Code wise it’s pretty wordy, and it obscures the intent of the loop unless you’re really familiar with the idiom. I usually avoid this form these days.
NSEnumerators
, though, have their uses. Some enumerators, like NSDirectoryEnumerator
, have additional methods that you can query as you work through the collection. You can also ask NSArray
for an enumerator that runs through the array backwards. You can pass this enumerator around, and also give it to fast enumeration.
I saw a one-liner tossed off on IRC the other way that makes a new array that’s the reverse of an existing one:
[[array reverseObjectEnumerator] allObjects];
That’s pretty cool, so don’t automatically discount NSEnumerator
. But it’s no longer really necessary for day-to-day work.
I’ve had a tiny little bit to say about fast enumeration in the past. You can read the gory details there. The fast enumeration loop looks like this:
for (NSNumber *number in array) {
// work
}
Of all the forms, this is syntactically the cleanest. It’s dead-obvious what’s going on, and there’s no extraneous fluff.
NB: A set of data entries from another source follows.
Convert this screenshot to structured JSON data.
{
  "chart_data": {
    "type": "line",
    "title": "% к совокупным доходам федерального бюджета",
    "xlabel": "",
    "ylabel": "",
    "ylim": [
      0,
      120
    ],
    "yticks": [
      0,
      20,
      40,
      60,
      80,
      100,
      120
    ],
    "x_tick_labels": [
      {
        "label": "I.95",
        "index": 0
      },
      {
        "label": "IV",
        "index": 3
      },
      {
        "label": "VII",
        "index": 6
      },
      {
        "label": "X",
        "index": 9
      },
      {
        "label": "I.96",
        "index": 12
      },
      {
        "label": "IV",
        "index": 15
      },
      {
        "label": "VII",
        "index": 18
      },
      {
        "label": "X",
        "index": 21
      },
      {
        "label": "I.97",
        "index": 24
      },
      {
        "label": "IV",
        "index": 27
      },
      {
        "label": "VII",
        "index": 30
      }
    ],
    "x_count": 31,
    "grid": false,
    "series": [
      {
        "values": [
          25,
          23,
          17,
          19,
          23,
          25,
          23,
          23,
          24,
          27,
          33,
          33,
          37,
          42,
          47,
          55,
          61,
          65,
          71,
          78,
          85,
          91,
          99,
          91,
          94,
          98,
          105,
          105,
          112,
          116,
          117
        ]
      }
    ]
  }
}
Here’s the type I’m expecting, here’s the array, here’s the work. Plus it lives up to its name being fast. Spinning through 50 million objects only took 0.28 seconds, 15% of the very first loop’s time. As the youngun’s used to say, “Full of Epic Win”, or something like that.
And finally, blocks. Oh blocks, how we love you. If you thought NSEnumeration
was wordy, you haven’t used the block-based API:
[array enumerateObjectsUsingBlock: ^(NSNumber *number,
NSUInteger index,
BOOL *stop) {
// work
// Don't forget __block if you're mutating a variable in here.
}];
That’s a lot of characters. It’s pretty straightforward once you get comfortable with the block declaration syntax : call this chunk of code for each element of the array, giving it the object, where it lives, and a back-channel to say that you found the droid you were looking for.
What you pay for in syntax you get back in flexibility. You have the index handy in case you’re rummaging through another array. You can easily terminate the loop.
Blocks in general are pretty nice – you can make a generic function or method that takes a block as a parameter. You can use this form in your generic function and just pass the block parameter to it. This makes it easy to write flexible programming interfaces.
There’s also a related, longer form of this call where you can pass some flags. There’s NSEnumerationReverse
, which spins through the array backwards without messing around with reverseObjectEnumerator
. And then there’s the thing that just about caused me to snoopy-dance when I saw it at WWDC when blocks were first unveiled : NSEnumerationConcurrent
. Just add that flag, and suddenly your loop is spread across a bunch of cores:
[array enumerateObjectsWithOptions: NSEnumerationConcurrent
usingBlock: ^(NSNumber *number,
NSUInteger index,
BOOL *stop) {
// work
// Don't forget you're in concurrent programming <strike>hell</strike> world now.
}];
The UseBlockParallel()
function in the iteration.m
sample program just increments a counter, paying no attention to thread safety. Therefore it never calculates the right answer because the counter math needs some kind of locking around it.
Aside from fast enumeration, the block call is faster than the other forms, taking 1.46 seconds for those 50 million objects. The parallel form is a skootch faster at 1.13 seconds with no real work being done in the loop. Depending on your actual data and the work involved, you could see some decent speedups as more cores are used.
Here are the timings again in one place. They were calculated by averaging three runs over an array of 50 million unique NSNumbers
in an NSArray
– kick off a single run of the program that exercises the different iteration forms three times. Sit back and let it finish.
obj at index hoisted nsenumerator fast enum block block concurrent
1.8648 1.6804 1.7604 0.2750 1.4629 1.1270
This is just looping overhead. For 50 million objects, that’s not a whole lot of time per object spent in the machinery. In general, fast enumeration is the winner in both performance and readability, and is the first tool I reach for.
The block syntax is flexible, letting you create generic APIs, plus makes it easy to do quickie parallelism. Just be very very careful before you include that NSEnumerationConcurrent flag, because you now have to care about threading issues.